Дружинники исчезли. Бурезов проводил их долгим взором, после чего, не говоря ни слова, отошел к стене напротив идолов и тяжело опустился на лавочку для стариков. Безумный взор его метнулся к ликам богов и погас. Здесь, в святилище, использовать магию посмел бы только самоубийца.

— Что теперь скажешь нам, Бурезов? — спросил его Велислав.

— А нужно ли теперь что-то говорить? — ответил тот вопросом на вопрос. — Лучше вы мне скажите… Насколько я знаю, такие чары, какие испытал на себе Буян, может снять лишь маг, их наложивший. Означает ли это…

— Означает! — не утерпел Упрям, у которого перед глазами плыло от пьянящего чувства победы. Сладок ее вкус… — Означает! Сегодня, за час до полудня, Наум вернулся! Он здесь, в Дивном. В башне!
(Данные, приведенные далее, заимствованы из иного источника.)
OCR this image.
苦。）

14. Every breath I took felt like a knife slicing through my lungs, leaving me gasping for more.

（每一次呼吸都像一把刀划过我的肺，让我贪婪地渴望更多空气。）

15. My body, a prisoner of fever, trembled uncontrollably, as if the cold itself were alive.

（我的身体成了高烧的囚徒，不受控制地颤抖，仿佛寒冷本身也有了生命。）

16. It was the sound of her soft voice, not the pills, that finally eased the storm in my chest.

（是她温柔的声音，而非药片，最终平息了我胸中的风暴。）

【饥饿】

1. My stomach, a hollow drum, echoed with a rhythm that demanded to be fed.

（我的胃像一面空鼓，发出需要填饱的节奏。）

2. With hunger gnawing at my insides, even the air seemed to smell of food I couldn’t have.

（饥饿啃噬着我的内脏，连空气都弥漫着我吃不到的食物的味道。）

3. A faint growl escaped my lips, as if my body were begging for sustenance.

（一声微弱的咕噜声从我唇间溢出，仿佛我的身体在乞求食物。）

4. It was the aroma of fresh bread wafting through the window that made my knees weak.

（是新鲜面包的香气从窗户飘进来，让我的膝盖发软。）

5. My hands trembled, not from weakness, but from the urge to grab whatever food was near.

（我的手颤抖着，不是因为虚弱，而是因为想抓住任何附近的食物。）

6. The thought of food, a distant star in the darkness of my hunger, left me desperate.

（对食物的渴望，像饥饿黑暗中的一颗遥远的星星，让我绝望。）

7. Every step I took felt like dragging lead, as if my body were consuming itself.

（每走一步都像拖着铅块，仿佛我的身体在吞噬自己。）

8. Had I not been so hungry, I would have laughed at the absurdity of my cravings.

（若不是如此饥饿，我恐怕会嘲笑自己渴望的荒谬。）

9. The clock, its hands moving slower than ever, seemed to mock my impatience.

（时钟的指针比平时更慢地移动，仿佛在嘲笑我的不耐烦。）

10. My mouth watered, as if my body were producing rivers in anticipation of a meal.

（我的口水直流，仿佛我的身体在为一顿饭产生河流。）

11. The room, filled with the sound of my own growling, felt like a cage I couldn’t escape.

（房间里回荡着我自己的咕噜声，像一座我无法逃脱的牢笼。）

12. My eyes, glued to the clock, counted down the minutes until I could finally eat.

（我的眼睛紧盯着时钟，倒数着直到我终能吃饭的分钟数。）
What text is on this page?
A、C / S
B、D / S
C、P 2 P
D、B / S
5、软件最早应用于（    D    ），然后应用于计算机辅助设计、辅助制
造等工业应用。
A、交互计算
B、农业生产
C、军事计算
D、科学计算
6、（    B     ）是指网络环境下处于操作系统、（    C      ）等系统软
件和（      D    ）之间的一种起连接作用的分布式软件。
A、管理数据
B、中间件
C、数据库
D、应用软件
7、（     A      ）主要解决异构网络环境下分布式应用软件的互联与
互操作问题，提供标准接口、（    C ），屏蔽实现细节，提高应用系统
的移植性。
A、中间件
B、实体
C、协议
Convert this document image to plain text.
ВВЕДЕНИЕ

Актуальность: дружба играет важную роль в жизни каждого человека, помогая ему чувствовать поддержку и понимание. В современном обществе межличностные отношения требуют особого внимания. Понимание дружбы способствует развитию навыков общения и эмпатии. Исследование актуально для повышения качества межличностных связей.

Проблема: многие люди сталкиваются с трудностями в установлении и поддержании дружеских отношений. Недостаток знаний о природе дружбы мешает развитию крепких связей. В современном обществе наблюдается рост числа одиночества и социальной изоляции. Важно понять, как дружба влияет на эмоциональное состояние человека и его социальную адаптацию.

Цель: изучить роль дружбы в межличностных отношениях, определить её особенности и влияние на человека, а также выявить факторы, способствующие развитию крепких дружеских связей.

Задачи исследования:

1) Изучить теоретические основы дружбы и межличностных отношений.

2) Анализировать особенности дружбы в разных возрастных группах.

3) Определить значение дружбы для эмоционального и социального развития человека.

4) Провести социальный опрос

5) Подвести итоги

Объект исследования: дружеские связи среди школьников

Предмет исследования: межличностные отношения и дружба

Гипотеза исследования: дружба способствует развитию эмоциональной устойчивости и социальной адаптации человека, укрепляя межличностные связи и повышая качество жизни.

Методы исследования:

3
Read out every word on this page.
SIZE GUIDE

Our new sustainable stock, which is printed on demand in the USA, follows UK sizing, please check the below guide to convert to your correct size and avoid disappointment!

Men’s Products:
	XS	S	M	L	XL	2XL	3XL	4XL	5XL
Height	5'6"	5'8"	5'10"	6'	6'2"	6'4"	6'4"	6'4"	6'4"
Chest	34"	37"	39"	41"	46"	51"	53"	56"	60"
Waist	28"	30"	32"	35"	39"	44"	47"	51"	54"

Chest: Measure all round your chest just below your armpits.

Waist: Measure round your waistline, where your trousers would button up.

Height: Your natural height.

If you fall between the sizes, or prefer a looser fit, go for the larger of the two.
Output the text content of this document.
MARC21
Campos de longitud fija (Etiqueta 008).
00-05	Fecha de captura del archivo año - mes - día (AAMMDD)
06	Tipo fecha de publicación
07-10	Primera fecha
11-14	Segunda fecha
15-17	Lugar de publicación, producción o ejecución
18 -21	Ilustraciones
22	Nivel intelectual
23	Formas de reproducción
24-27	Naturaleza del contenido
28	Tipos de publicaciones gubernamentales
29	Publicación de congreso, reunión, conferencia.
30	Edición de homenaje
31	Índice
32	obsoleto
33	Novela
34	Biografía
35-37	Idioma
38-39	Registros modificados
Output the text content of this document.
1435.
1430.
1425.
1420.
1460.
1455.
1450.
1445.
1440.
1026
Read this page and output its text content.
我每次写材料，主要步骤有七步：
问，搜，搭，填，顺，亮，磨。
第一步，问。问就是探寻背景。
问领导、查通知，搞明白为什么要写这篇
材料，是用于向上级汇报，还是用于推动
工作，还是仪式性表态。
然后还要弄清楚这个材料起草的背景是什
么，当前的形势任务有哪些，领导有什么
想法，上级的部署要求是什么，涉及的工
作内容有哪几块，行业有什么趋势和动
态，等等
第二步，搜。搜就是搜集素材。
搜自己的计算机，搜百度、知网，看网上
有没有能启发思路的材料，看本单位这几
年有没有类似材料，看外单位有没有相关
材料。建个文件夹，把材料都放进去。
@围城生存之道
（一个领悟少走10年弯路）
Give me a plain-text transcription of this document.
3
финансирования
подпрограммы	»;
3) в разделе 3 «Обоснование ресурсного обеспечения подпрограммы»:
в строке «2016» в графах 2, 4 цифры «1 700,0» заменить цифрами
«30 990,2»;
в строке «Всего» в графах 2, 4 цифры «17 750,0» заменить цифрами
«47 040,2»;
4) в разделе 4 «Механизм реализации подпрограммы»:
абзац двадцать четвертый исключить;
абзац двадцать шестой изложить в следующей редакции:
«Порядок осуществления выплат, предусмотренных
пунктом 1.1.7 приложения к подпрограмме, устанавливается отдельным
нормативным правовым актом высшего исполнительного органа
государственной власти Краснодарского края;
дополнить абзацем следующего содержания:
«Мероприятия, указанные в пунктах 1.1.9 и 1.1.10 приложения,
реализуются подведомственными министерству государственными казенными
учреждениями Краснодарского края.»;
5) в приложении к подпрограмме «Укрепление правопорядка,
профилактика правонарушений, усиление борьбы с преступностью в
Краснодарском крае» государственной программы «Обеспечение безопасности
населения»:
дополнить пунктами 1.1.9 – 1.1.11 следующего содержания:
Он еще слаб после путешествия, но он вернулся — и тебе больше никогда не добраться до него, слышишь, ты…

— Не надо, Упрям, — тихо-тихо остановила его Василиса.

И Упрям остановился. Проглотил гнев и восторг. Не стал оплевывать поверженного врага. А просто прислонился к стене и понял, что вот-вот упадет. Может, и упал бы, не поддержи его Болеслав с одной стороны и княжна с другой. Победитель и побежденный смотрели друг на друга через святилище и не находили больше слов.

Но у князя еще был вопрос. Он подошел вплотную к Бурезову и проговорил:

— Одно ты должен сказать прямо сейчас. Я желаю знать, что же все-таки двигало тобой. Ты говорил о логике — так в чем она? К чему ты стремился?

Бурезов внимательно посмотрел ему в глаза.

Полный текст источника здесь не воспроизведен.